Grim is a 1996 horror film directed by Paul Matthews and was his directorial debut.

==Plot==
One evening a group of friends, Katie, Steve, Trish, and Sarah gather to play with a spirit board. During the encounter Katie is possessed by a supernatural creature that has been imprisoned in the cave systems lying underneath the town of Woodland Hills, Virginia. Known as the Grim, the creature forces the possessed Katie into verbally granting it freedom. Now free to do as it pleases, the creature begins to magically travel under the town and attack various animals, as well as kidnap a random woman, Mary. His activity causes sinkholes to form, which almost all of the townspeople assume this is the result of a nearby mining company trying to expand their tunnels. The only ones who question this is Katie and her friend Steve, who are certain that they are tied to the other night's events.

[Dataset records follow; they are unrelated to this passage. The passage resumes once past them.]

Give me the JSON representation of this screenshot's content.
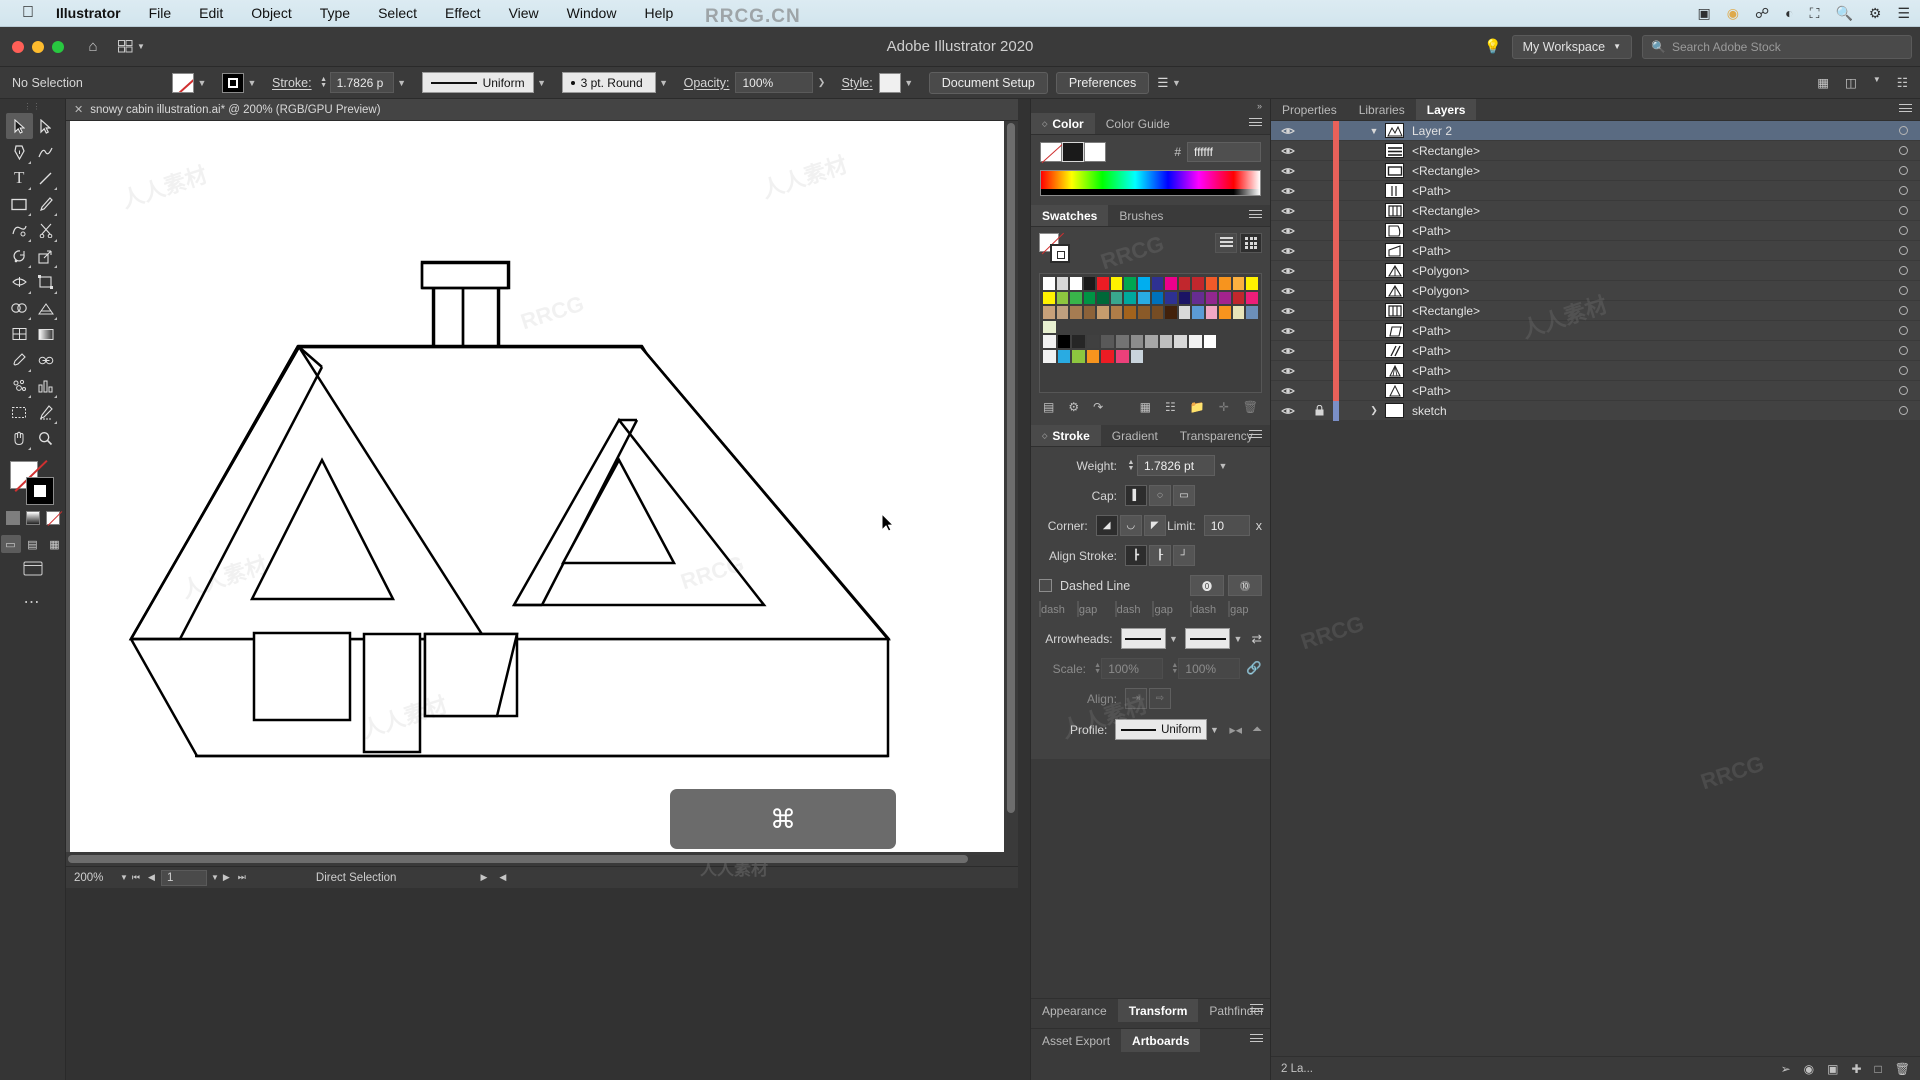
{
  "macbar": {
    "apple_icon": "apple-icon",
    "items": [
      "Illustrator",
      "File",
      "Edit",
      "Object",
      "Type",
      "Select",
      "Effect",
      "View",
      "Window",
      "Help"
    ],
    "right_icons": [
      "screen-record-icon",
      "camera-icon",
      "bluetooth-icon",
      "wifi-icon",
      "display-icon",
      "search-icon",
      "control-center-icon",
      "menu-icon"
    ]
  },
  "titlebar": {
    "home_icon": "home-icon",
    "arrange_icon": "arrange-documents-icon",
    "document_title": "Adobe Illustrator 2020",
    "bulb_icon": "lightbulb-icon",
    "workspace": "My Workspace",
    "search_placeholder": "Search Adobe Stock",
    "search_icon": "search-icon"
  },
  "controlbar": {
    "selection_status": "No Selection",
    "fill_swatch": "none-fill-swatch",
    "stroke_swatch": "black-stroke-swatch",
    "stroke_label": "Stroke:",
    "stroke_weight": "1.7826 p",
    "variable_width_profile": "Uniform",
    "brush_definition": "3 pt. Round",
    "opacity_label": "Opacity:",
    "opacity_value": "100%",
    "style_label": "Style:",
    "document_setup": "Document Setup",
    "preferences": "Preferences",
    "align_icon": "align-icon"
  },
  "toolbar": {
    "tools": [
      {
        "name": "selection-tool",
        "glyph": "↖"
      },
      {
        "name": "direct-selection-tool",
        "glyph": "↗"
      },
      {
        "name": "pen-tool",
        "glyph": "✒"
      },
      {
        "name": "curvature-tool",
        "glyph": "∿"
      },
      {
        "name": "type-tool",
        "glyph": "T"
      },
      {
        "name": "line-segment-tool",
        "glyph": "╱"
      },
      {
        "name": "rectangle-tool",
        "glyph": "▭"
      },
      {
        "name": "paintbrush-tool",
        "glyph": "✎"
      },
      {
        "name": "shaper-tool",
        "glyph": "◠"
      },
      {
        "name": "scissors-tool",
        "glyph": "✂"
      },
      {
        "name": "rotate-tool",
        "glyph": "↻"
      },
      {
        "name": "scale-tool",
        "glyph": "⇲"
      },
      {
        "name": "width-tool",
        "glyph": "⦿"
      },
      {
        "name": "free-transform-tool",
        "glyph": "⬚"
      },
      {
        "name": "shape-builder-tool",
        "glyph": "◑"
      },
      {
        "name": "perspective-grid-tool",
        "glyph": "▦"
      },
      {
        "name": "mesh-tool",
        "glyph": "⌗"
      },
      {
        "name": "gradient-tool",
        "glyph": "◫"
      },
      {
        "name": "eyedropper-tool",
        "glyph": "⚗"
      },
      {
        "name": "blend-tool",
        "glyph": "∞"
      },
      {
        "name": "symbol-sprayer-tool",
        "glyph": "❂"
      },
      {
        "name": "column-graph-tool",
        "glyph": "█"
      },
      {
        "name": "artboard-tool",
        "glyph": "⬜"
      },
      {
        "name": "slice-tool",
        "glyph": "✄"
      },
      {
        "name": "hand-tool",
        "glyph": "✋"
      },
      {
        "name": "zoom-tool",
        "glyph": "⚲"
      }
    ],
    "fill_label": "fill-swatch",
    "stroke_label": "stroke-swatch",
    "draw_modes": [
      "draw-normal",
      "draw-behind",
      "draw-inside"
    ],
    "screen_mode": "change-screen-mode",
    "more_tools": "edit-toolbar-icon"
  },
  "document": {
    "tab_title": "snowy cabin illustration.ai* @ 200% (RGB/GPU Preview)",
    "close_icon": "close-tab-icon"
  },
  "statusbar": {
    "zoom": "200%",
    "page": "1",
    "tool": "Direct Selection",
    "first_icon": "first-page-icon",
    "prev_icon": "previous-page-icon",
    "next_icon": "next-page-icon",
    "last_icon": "last-page-icon"
  },
  "overlay": {
    "key_hint": "⌘"
  },
  "color_panel": {
    "tabs": [
      "Color",
      "Color Guide"
    ],
    "active_tab": "Color",
    "hash": "#",
    "hex_value": "ffffff",
    "menu_icon": "panel-menu-icon"
  },
  "swatches_panel": {
    "tabs": [
      "Swatches",
      "Brushes"
    ],
    "active_tab": "Swatches",
    "menu_icon": "panel-menu-icon",
    "view_list_icon": "list-view-icon",
    "view_grid_icon": "grid-view-icon",
    "rows": [
      [
        "#ffffff",
        "#d8d8d8",
        "#ffffff",
        "#1a1a1a",
        "#ed1c24",
        "#fff200",
        "#00a651",
        "#00aeef",
        "#2e3192",
        "#ec008c",
        "#c1272d",
        "#c1272d",
        "#f15a29",
        "#f7941e",
        "#fbb040",
        "#fff200"
      ],
      [
        "#fff200",
        "#8dc63f",
        "#39b54a",
        "#009444",
        "#006838",
        "#39a78e",
        "#00a99d",
        "#29abe2",
        "#0071bc",
        "#2e3192",
        "#1b1464",
        "#662d91",
        "#92278f",
        "#a3238e",
        "#c1272d",
        "#ed1e79"
      ],
      [
        "#c7a17a",
        "#bfa07f",
        "#a67c52",
        "#8c6239",
        "#c69c6d",
        "#b07d48",
        "#a3631c",
        "#8a5a28",
        "#754c24",
        "#42210b",
        "#d9d9d9",
        "#5b9bd5",
        "#f2a7c3",
        "#f7941e",
        "#e8e4b8",
        "#6c8fb8"
      ],
      [
        "#e8f0d0"
      ],
      [
        "#f2f2f2",
        "#000000",
        "#262626",
        "#404040",
        "#595959",
        "#737373",
        "#8c8c8c",
        "#a6a6a6",
        "#bfbfbf",
        "#d9d9d9",
        "#f2f2f2",
        "#ffffff"
      ],
      [
        "#f2f2f2",
        "#29abe2",
        "#8dc63f",
        "#f7941e",
        "#ed1c24",
        "#ec407a",
        "#c9d4dc"
      ]
    ],
    "footer_icons": [
      "swatch-libraries-icon",
      "show-swatch-kinds-icon",
      "libraries-icon",
      "swatch-options-icon",
      "new-color-group-icon",
      "new-swatch-icon",
      "delete-swatch-icon"
    ]
  },
  "stroke_panel": {
    "tabs": [
      "Stroke",
      "Gradient",
      "Transparency"
    ],
    "active_tab": "Stroke",
    "menu_icon": "panel-menu-icon",
    "weight_label": "Weight:",
    "weight_value": "1.7826 pt",
    "cap_label": "Cap:",
    "corner_label": "Corner:",
    "limit_label": "Limit:",
    "limit_value": "10",
    "limit_unit": "x",
    "align_stroke_label": "Align Stroke:",
    "dashed_line_label": "Dashed Line",
    "dash_labels": [
      "dash",
      "gap",
      "dash",
      "gap",
      "dash",
      "gap"
    ],
    "arrowheads_label": "Arrowheads:",
    "scale_label": "Scale:",
    "scale_values": [
      "100%",
      "100%"
    ],
    "align_label": "Align:",
    "profile_label": "Profile:",
    "profile_value": "Uniform"
  },
  "bottom_tabs_a": {
    "tabs": [
      "Appearance",
      "Transform",
      "Pathfinder"
    ],
    "active_tab": "Transform",
    "menu_icon": "panel-menu-icon"
  },
  "bottom_tabs_b": {
    "tabs": [
      "Asset Export",
      "Artboards"
    ],
    "active_tab": "Artboards",
    "menu_icon": "panel-menu-icon"
  },
  "layers_panel": {
    "tabs": [
      "Properties",
      "Libraries",
      "Layers"
    ],
    "active_tab": "Layers",
    "menu_icon": "panel-menu-icon",
    "rows": [
      {
        "name": "Layer 2",
        "type": "layer",
        "selected": true,
        "locked": false,
        "expanded": true,
        "thumb": "mountain-thumb",
        "color": "#e8615a"
      },
      {
        "name": "<Rectangle>",
        "type": "object",
        "thumb": "rectangle-lines-thumb"
      },
      {
        "name": "<Rectangle>",
        "type": "object",
        "thumb": "rectangle-thumb"
      },
      {
        "name": "<Path>",
        "type": "object",
        "thumb": "path-vertical-thumb"
      },
      {
        "name": "<Rectangle>",
        "type": "object",
        "thumb": "rectangle-columns-thumb"
      },
      {
        "name": "<Path>",
        "type": "object",
        "thumb": "path-curve-thumb"
      },
      {
        "name": "<Path>",
        "type": "object",
        "thumb": "path-diagonal-thumb"
      },
      {
        "name": "<Polygon>",
        "type": "object",
        "thumb": "polygon-triangle-thumb"
      },
      {
        "name": "<Polygon>",
        "type": "object",
        "thumb": "polygon-triangle-thumb"
      },
      {
        "name": "<Rectangle>",
        "type": "object",
        "thumb": "rectangle-columns-thumb"
      },
      {
        "name": "<Path>",
        "type": "object",
        "thumb": "path-quad-thumb"
      },
      {
        "name": "<Path>",
        "type": "object",
        "thumb": "path-slash-thumb"
      },
      {
        "name": "<Path>",
        "type": "object",
        "thumb": "path-triangle-thumb"
      },
      {
        "name": "<Path>",
        "type": "object",
        "thumb": "path-thumb"
      },
      {
        "name": "sketch",
        "type": "layer",
        "locked": true,
        "thumb": "blank-thumb",
        "color": "#7a8fc7"
      }
    ],
    "footer_count": "2 La...",
    "footer_icons": [
      "locate-object-icon",
      "make-clipping-mask-icon",
      "create-sublayer-icon",
      "create-layer-icon",
      "delete-layer-icon"
    ]
  },
  "watermark": {
    "brand": "RRCG.CN",
    "footer": "人人素材",
    "tiles": [
      "人人素材",
      "RRCG"
    ]
  }
}
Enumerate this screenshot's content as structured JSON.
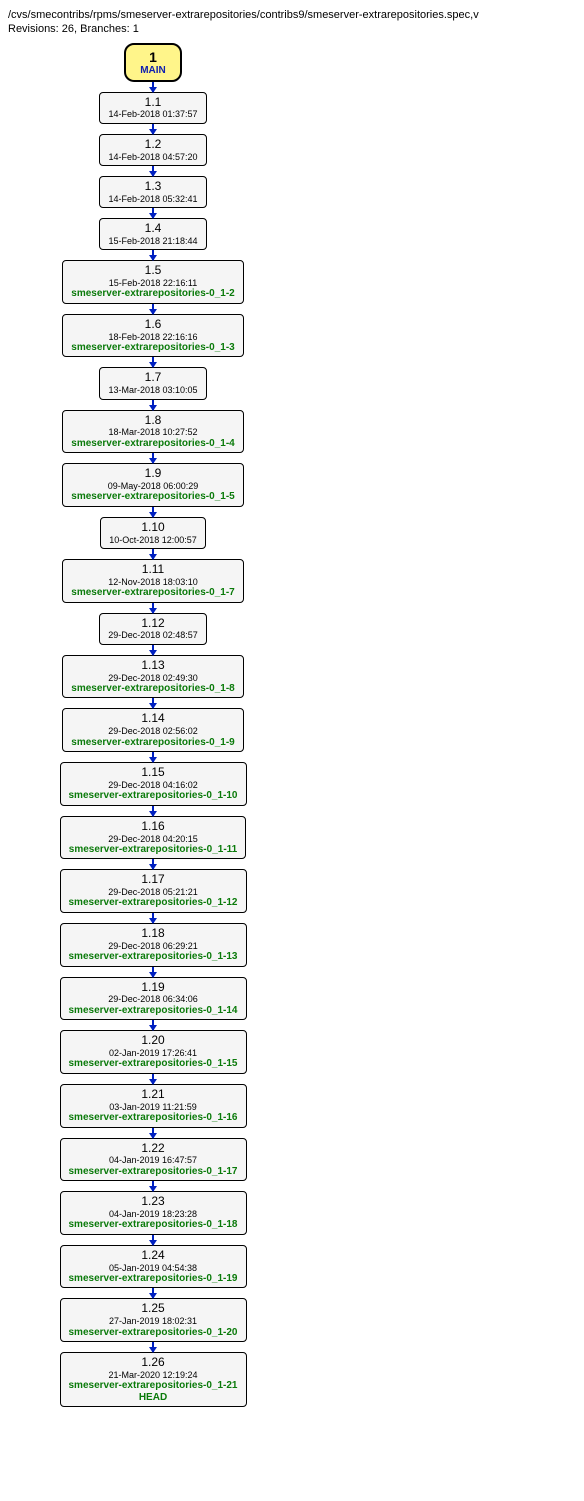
{
  "header": {
    "path": "/cvs/smecontribs/rpms/smeserver-extrarepositories/contribs9/smeserver-extrarepositories.spec,v",
    "meta": "Revisions: 26, Branches: 1"
  },
  "trunk": {
    "num": "1",
    "name": "MAIN"
  },
  "nodes": [
    {
      "rev": "1.1",
      "date": "14-Feb-2018 01:37:57",
      "tags": []
    },
    {
      "rev": "1.2",
      "date": "14-Feb-2018 04:57:20",
      "tags": []
    },
    {
      "rev": "1.3",
      "date": "14-Feb-2018 05:32:41",
      "tags": []
    },
    {
      "rev": "1.4",
      "date": "15-Feb-2018 21:18:44",
      "tags": []
    },
    {
      "rev": "1.5",
      "date": "15-Feb-2018 22:16:11",
      "tags": [
        "smeserver-extrarepositories-0_1-2"
      ]
    },
    {
      "rev": "1.6",
      "date": "18-Feb-2018 22:16:16",
      "tags": [
        "smeserver-extrarepositories-0_1-3"
      ]
    },
    {
      "rev": "1.7",
      "date": "13-Mar-2018 03:10:05",
      "tags": []
    },
    {
      "rev": "1.8",
      "date": "18-Mar-2018 10:27:52",
      "tags": [
        "smeserver-extrarepositories-0_1-4"
      ]
    },
    {
      "rev": "1.9",
      "date": "09-May-2018 06:00:29",
      "tags": [
        "smeserver-extrarepositories-0_1-5"
      ]
    },
    {
      "rev": "1.10",
      "date": "10-Oct-2018 12:00:57",
      "tags": []
    },
    {
      "rev": "1.11",
      "date": "12-Nov-2018 18:03:10",
      "tags": [
        "smeserver-extrarepositories-0_1-7"
      ]
    },
    {
      "rev": "1.12",
      "date": "29-Dec-2018 02:48:57",
      "tags": []
    },
    {
      "rev": "1.13",
      "date": "29-Dec-2018 02:49:30",
      "tags": [
        "smeserver-extrarepositories-0_1-8"
      ]
    },
    {
      "rev": "1.14",
      "date": "29-Dec-2018 02:56:02",
      "tags": [
        "smeserver-extrarepositories-0_1-9"
      ]
    },
    {
      "rev": "1.15",
      "date": "29-Dec-2018 04:16:02",
      "tags": [
        "smeserver-extrarepositories-0_1-10"
      ]
    },
    {
      "rev": "1.16",
      "date": "29-Dec-2018 04:20:15",
      "tags": [
        "smeserver-extrarepositories-0_1-11"
      ]
    },
    {
      "rev": "1.17",
      "date": "29-Dec-2018 05:21:21",
      "tags": [
        "smeserver-extrarepositories-0_1-12"
      ]
    },
    {
      "rev": "1.18",
      "date": "29-Dec-2018 06:29:21",
      "tags": [
        "smeserver-extrarepositories-0_1-13"
      ]
    },
    {
      "rev": "1.19",
      "date": "29-Dec-2018 06:34:06",
      "tags": [
        "smeserver-extrarepositories-0_1-14"
      ]
    },
    {
      "rev": "1.20",
      "date": "02-Jan-2019 17:26:41",
      "tags": [
        "smeserver-extrarepositories-0_1-15"
      ]
    },
    {
      "rev": "1.21",
      "date": "03-Jan-2019 11:21:59",
      "tags": [
        "smeserver-extrarepositories-0_1-16"
      ]
    },
    {
      "rev": "1.22",
      "date": "04-Jan-2019 16:47:57",
      "tags": [
        "smeserver-extrarepositories-0_1-17"
      ]
    },
    {
      "rev": "1.23",
      "date": "04-Jan-2019 18:23:28",
      "tags": [
        "smeserver-extrarepositories-0_1-18"
      ]
    },
    {
      "rev": "1.24",
      "date": "05-Jan-2019 04:54:38",
      "tags": [
        "smeserver-extrarepositories-0_1-19"
      ]
    },
    {
      "rev": "1.25",
      "date": "27-Jan-2019 18:02:31",
      "tags": [
        "smeserver-extrarepositories-0_1-20"
      ]
    },
    {
      "rev": "1.26",
      "date": "21-Mar-2020 12:19:24",
      "tags": [
        "smeserver-extrarepositories-0_1-21",
        "HEAD"
      ]
    }
  ]
}
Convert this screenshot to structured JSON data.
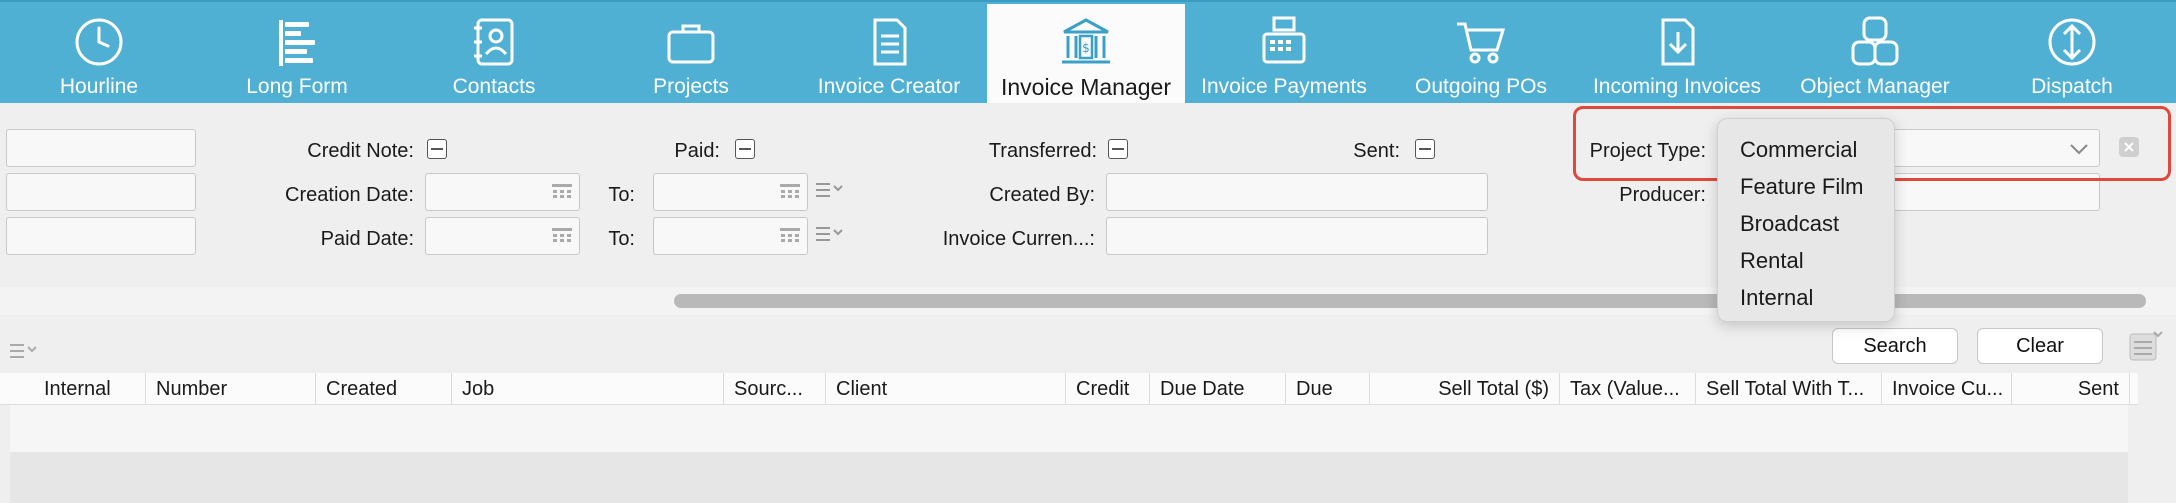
{
  "toolbar": {
    "items": [
      {
        "label": "Hourline",
        "icon": "clock-icon"
      },
      {
        "label": "Long Form",
        "icon": "gantt-icon"
      },
      {
        "label": "Contacts",
        "icon": "address-book-icon"
      },
      {
        "label": "Projects",
        "icon": "briefcase-icon"
      },
      {
        "label": "Invoice Creator",
        "icon": "document-icon"
      },
      {
        "label": "Invoice Manager",
        "icon": "bank-icon"
      },
      {
        "label": "Invoice Payments",
        "icon": "cash-register-icon"
      },
      {
        "label": "Outgoing POs",
        "icon": "cart-icon"
      },
      {
        "label": "Incoming Invoices",
        "icon": "download-doc-icon"
      },
      {
        "label": "Object Manager",
        "icon": "blocks-icon"
      },
      {
        "label": "Dispatch",
        "icon": "up-down-arrows-icon"
      }
    ],
    "active": "Invoice Manager"
  },
  "filters": {
    "credit_note": "Credit Note:",
    "paid": "Paid:",
    "transferred": "Transferred:",
    "sent": "Sent:",
    "project_type": "Project Type:",
    "creation_date": "Creation Date:",
    "to1": "To:",
    "created_by": "Created By:",
    "producer": "Producer:",
    "paid_date": "Paid Date:",
    "to2": "To:",
    "invoice_currency": "Invoice Curren...:"
  },
  "dropdown": {
    "options": [
      "Commercial",
      "Feature Film",
      "Broadcast",
      "Rental",
      "Internal"
    ]
  },
  "buttons": {
    "search": "Search",
    "clear": "Clear"
  },
  "table": {
    "columns": [
      "Internal",
      "Number",
      "Created",
      "Job",
      "Sourc...",
      "Client",
      "Credit",
      "Due Date",
      "Due",
      "Sell Total ($)",
      "Tax (Value...",
      "Sell Total With T...",
      "Invoice Cu...",
      "Sent"
    ]
  },
  "colors": {
    "toolbar": "#4fb0d3",
    "highlight": "#e0483d"
  }
}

An official, Rob, is dispatched to the town due to his familiarity with the tunnels. An impromptu spelunking crew is set up comprising Rob, his former sweetheart Penny, Steve, Katie, Trish, Ken, and Sarah. Once in the tunnels the Grim slaughters Trish. Initially unaware of Trish's death, the group decides to search for her, during which time the Grim kills Steve. He also abducts Ken and Sarah, taking them back to his lair, where he is keeping a now insane Mary captive. Attempts to kill the Grim with dynamite are unsuccessful and when Rob and the others rescue his captives they are forced to leave Wendy behind due to her insanity and the Grim possessing her. As they flee they are attacked by the Grim and Ken dies, leaving only Katie, Rob, and Penny. They find the location where the Grim was imprisoned and Rob realizes that it is vulnerable to bright light and that sunlight will cause it to be once more imprisoned. They manage to detain the Grim with flashlights, however the Grim grabs Katie just as the sun hits it, imprisoning them both together. Now traumatized, Rob and Penny leave the tunnel. A later scene shows that crews were unable to find Mary, who is still in the Grim's lair.

==Cast==
- Emmanuel Xuereb as Rob
- John Chancer as Steve
- Tres Hanley as Penny
- Kadamba Simmons as Katie
- Peter Tregloan as Grim
- Michael Fitzpatrick as Ken
- Jules de Jongh as Sarah
- Nesba Crenshaw as Trish
- Nadia DeLemeny as Mary
- Louise Hickson as Wendy

==Production==
The film was shot in the Spring of 1995 at the Clearwell Caves at Clearwell in the Forest of Dean, Gloucestershire, England. Liz Matthews of PeakViewing Transatlantic has stated that the film had a budget of almost one million pounds; Matty Budrewicz of The Schlock Pit reported a budget of £650,000 in their review of the film.

==Release==
Grim was released direct-to-video in the United States on 13 February 1996 through A-Pix Entertainment; it did not release in the United Kingdom until the summer of 1999.

== Reception ==
Clive Davies reviewed Grim in Spinegrinder, calling it a "stupid, cheap horror flick with tacky visual FX". John Kenneth Muir criticized the characters as being "only vaguely distinguishable" from one another and that "If this isn't the most boring, empty horror film ever made, it has to be in contention."

In contrast, Matty Budrewicz noted that "Its pleasing, pulpy tone feels like a homage to the work of Guy N. Smith (particularly the author’s 1988 novel, Cannibals), and several trace elements of plot prefigure what’s arguably the best Brit shocker of the last twenty years, The Descent (2005)."